The Elephant in the IT Conference Room

It appears that we have a problem when it comes to executing enterprise IT projects.

We’re not very good at it. In fact, playing Russian Roulette with five bullets in the gun (five out of six) actually has better odds of success than running a large IT project.

Almost everyone in the industry has, at least some inkling, that this problem exists. But as with death, and such other unpleasantries, we don’t like to talk about it too much. It makes us uncomfortable.

In our defense, even if we were to get past our aversion to the awkward, we still have a problem with this problem. We don’t know how to describe it.

We’re not really sure what’s causing it. We know that our IT projects don’t work out as well as they should. We know that this situation has endured for a long time. We know that others experience it as well. But we don’t know what to do about it.

By we, I’m referring to those of us who charter, manage, work on, are affiliated with, use, are impacted by, pay for, sell, or implement enterprise IT projects and any stockholder in any business that does. If you fall within that spectrum, I’m afraid that we, includes you. And, to be even more specific, the problem I’m referring to is our abysmal record of being unable to execute these projects successfully.

There are several aspects to this story. Over the course of the next several weeks—and perhaps months—I intend to address many of them. However, for the immediate future—meaning the next couple of days—I would like to start by framing the issue from three perspectives: frequency, cost and cause.

The topic of today’s missive will be the frequency of enterprise IT project failures and what the term “failure” actually means.

If you listen to the luminaries of the IT universe (Gartner, IDC, Standish, HBR, Capterra, et al), you get fairly consistent estimates of project failure rates. These authorities report that using even the most forgiving criteria, only twenty-nine percent (29%) of enterprise IT projects are successful. For the sake of this and all future conversations, I’ll be generous and round up to thirty percent (30%).

I will also note two things. First, seventy percent (70%) of all IT projects—seven out of ten—fail. Second, these failure rates have remained consistent over many years.
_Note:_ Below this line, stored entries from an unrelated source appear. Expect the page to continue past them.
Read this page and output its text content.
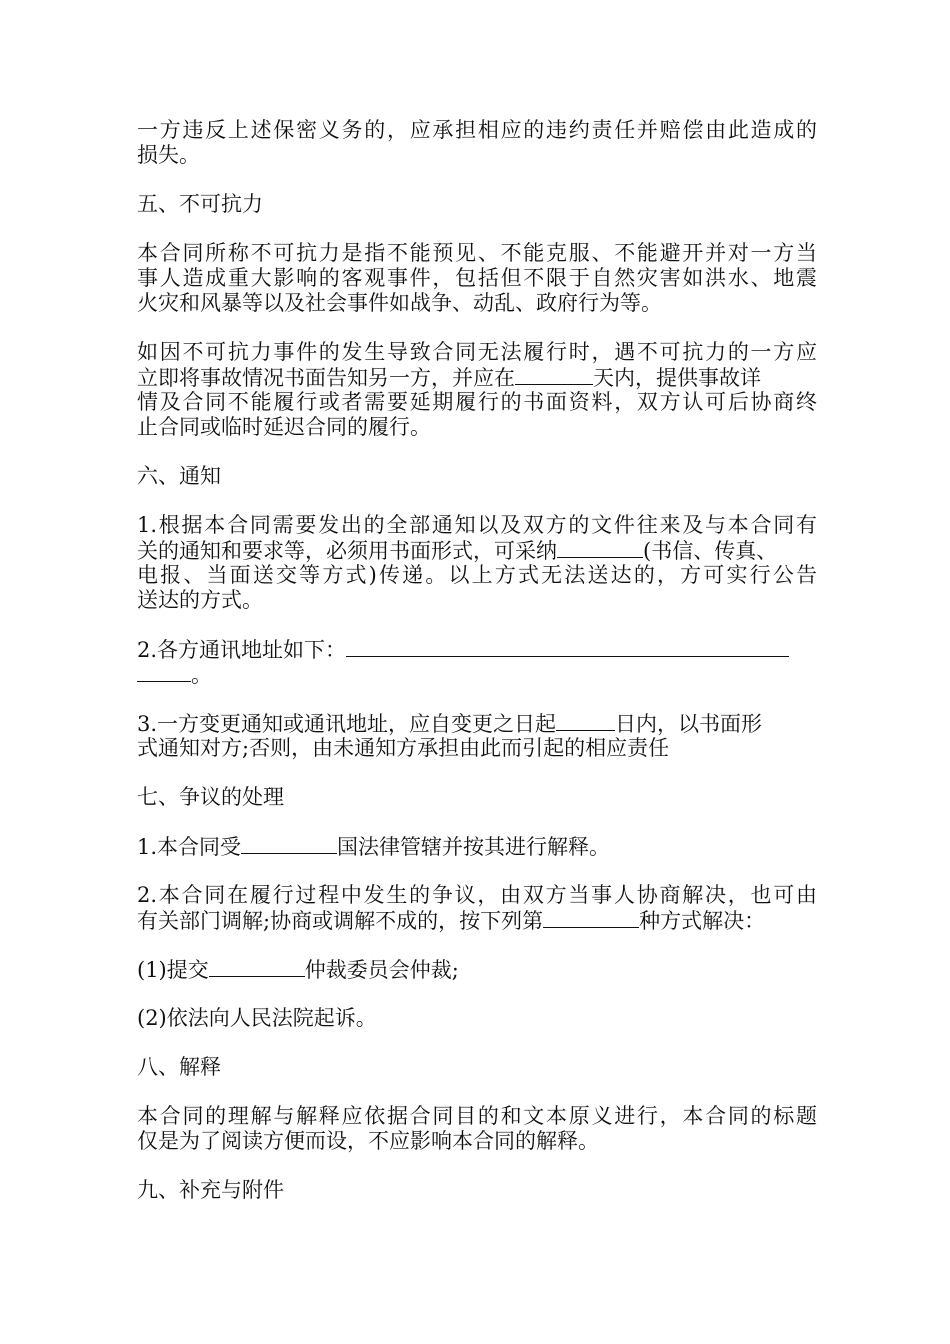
一方违反上述保密义务的，应承担相应的违约责任并赔偿由此造成的
损失。
五、不可抗力
本合同所称不可抗力是指不能预见、不能克服、不能避开并对一方当
事人造成重大影响的客观事件，包括但不限于自然灾害如洪水、地震
火灾和风暴等以及社会事件如战争、动乱、政府行为等。
如因不可抗力事件的发生导致合同无法履行时，遇不可抗力的一方应
立即将事故情况书面告知另一方，并应在	天内，提供事故详
情及合同不能履行或者需要延期履行的书面资料，双方认可后协商终
止合同或临时延迟合同的履行。
六、通知
1.根据本合同需要发出的全部通知以及双方的文件往来及与本合同有
关的通知和要求等，必须用书面形式，可采纳	(书信、传真、
电报、当面送交等方式)传递。以上方式无法送达的，方可实行公告
送达的方式。
2.各方通讯地址如下：
。
3.一方变更通知或通讯地址，应自变更之日起	日内，以书面形
式通知对方;否则，由未通知方承担由此而引起的相应责任
七、争议的处理
1.本合同受	国法律管辖并按其进行解释。
2.本合同在履行过程中发生的争议，由双方当事人协商解决，也可由
有关部门调解;协商或调解不成的，按下列第	种方式解决：
(1)提交	仲裁委员会仲裁;
(2)依法向人民法院起诉。
八、解释
本合同的理解与解释应依据合同目的和文本原义进行，本合同的标题
仅是为了阅读方便而设，不应影响本合同的解释。
九、补充与附件
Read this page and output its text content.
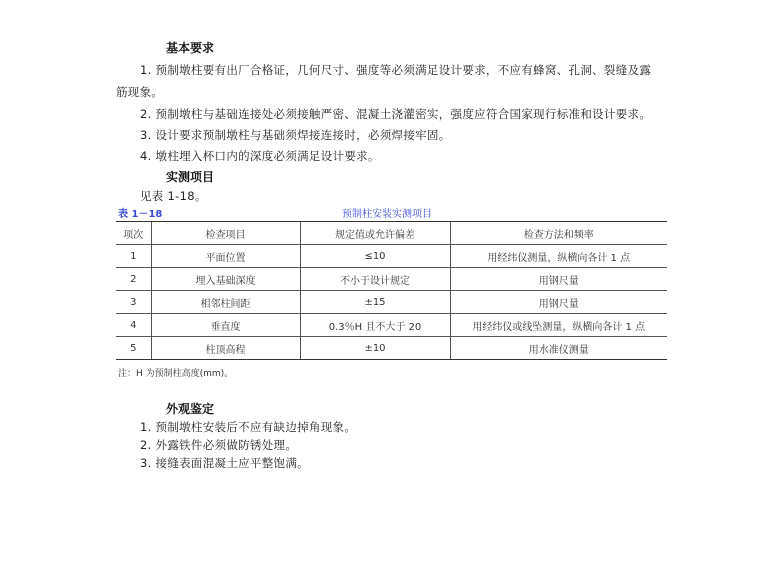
基本要求
1. 预制墩柱要有出厂合格证，几何尺寸、强度等必须满足设计要求，不应有蜂窝、孔洞、裂缝及露
筋现象。
2. 预制墩柱与基础连接处必须接触严密、混凝土浇灌密实，强度应符合国家现行标准和设计要求。
3. 设计要求预制墩柱与基础须焊接连接时，必须焊接牢固。
4. 墩柱埋入杯口内的深度必须满足设计要求。
实测项目
见表 1-18。
表 1－18	预制柱安装实测项目
项次	检查项目	规定值或允许偏差	检查方法和频率
1	平面位置	≤10	用经纬仪测量，纵横向各计 1 点
2	埋入基础深度	不小于设计规定	用钢尺量
3	相邻柱间距	±15	用钢尺量
4	垂直度	0.3％H 且不大于 20	用经纬仪或线坠测量，纵横向各计 1 点
5	柱顶高程	±10	用水准仪测量
注：H 为预制柱高度(mm)。
外观鉴定
1. 预制墩柱安装后不应有缺边掉角现象。
2. 外露铁件必须做防锈处理。
3. 接缝表面混凝土应平整饱满。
Now, in the interest of fairness, seventy percent isn’t quite as bad as it appears. Not all failures are created equal.

Fifty percent (50%), one half, of IT projects just experience some significant, or in accounting parlance, some material level of failure. In other words, they’re way (30 – 300%) over budget, way behind schedule or way under-deliver. The system, or a very big piece thereof, never does what it was supposed to do or what the user community wished it did. It never lives up to the promise and hype.

Only twenty percent (20%), one out of five, are complete and utter disasters. Total failures. Smoking craters that leave management no recourse but to write everything off, and participants no recourse but to find other jobs.

But wait, there’s more.

If a project costs over one million dollars, the odds of failure jump by fifty percent (50%). That means that the odds of a total failure for larger projects are thirty percent (30%)—roughly one out of three. The odds of a significant (or material) failure rise to about sixty-five percent (65%)—almost two out of three.

The odds of a true success for an enterprise IT project in excess of one million dollars—one that fully delivers as promised, on-time and on-budget—fall to about five percent (5%). That is only one success out of twenty (20) attempts.

McKinsey & Company working in conjunction with Oxford University found that seventeen percent (17%) of such large enterprise IT projects, one out of six, go so badly, they threaten the very existence of the organization.

Again, to put this in situation in context…

Playing Russian Roulette with five bullets in the gun (five out of six) offers better odds of success than running a large IT project. And the risks of even undertaking such a project are equivalent to playing a “regular” game of Russian Roulette (only one out of six bullets in the revolver) with the life of your business.

Please set aside for the moment that you would have to be insane to play Russian Roulette under any circumstances. And please do not forget that avoiding technological innovation altogether guarantees death by other means—the market and your competition will slowly eat you alive.

We are not being presented with much of a choice! At the risk of being redundant, we have a problem.

I’ll leave you now and let those realities sink in for a bit. I promise to be back shortly with more encouraging news.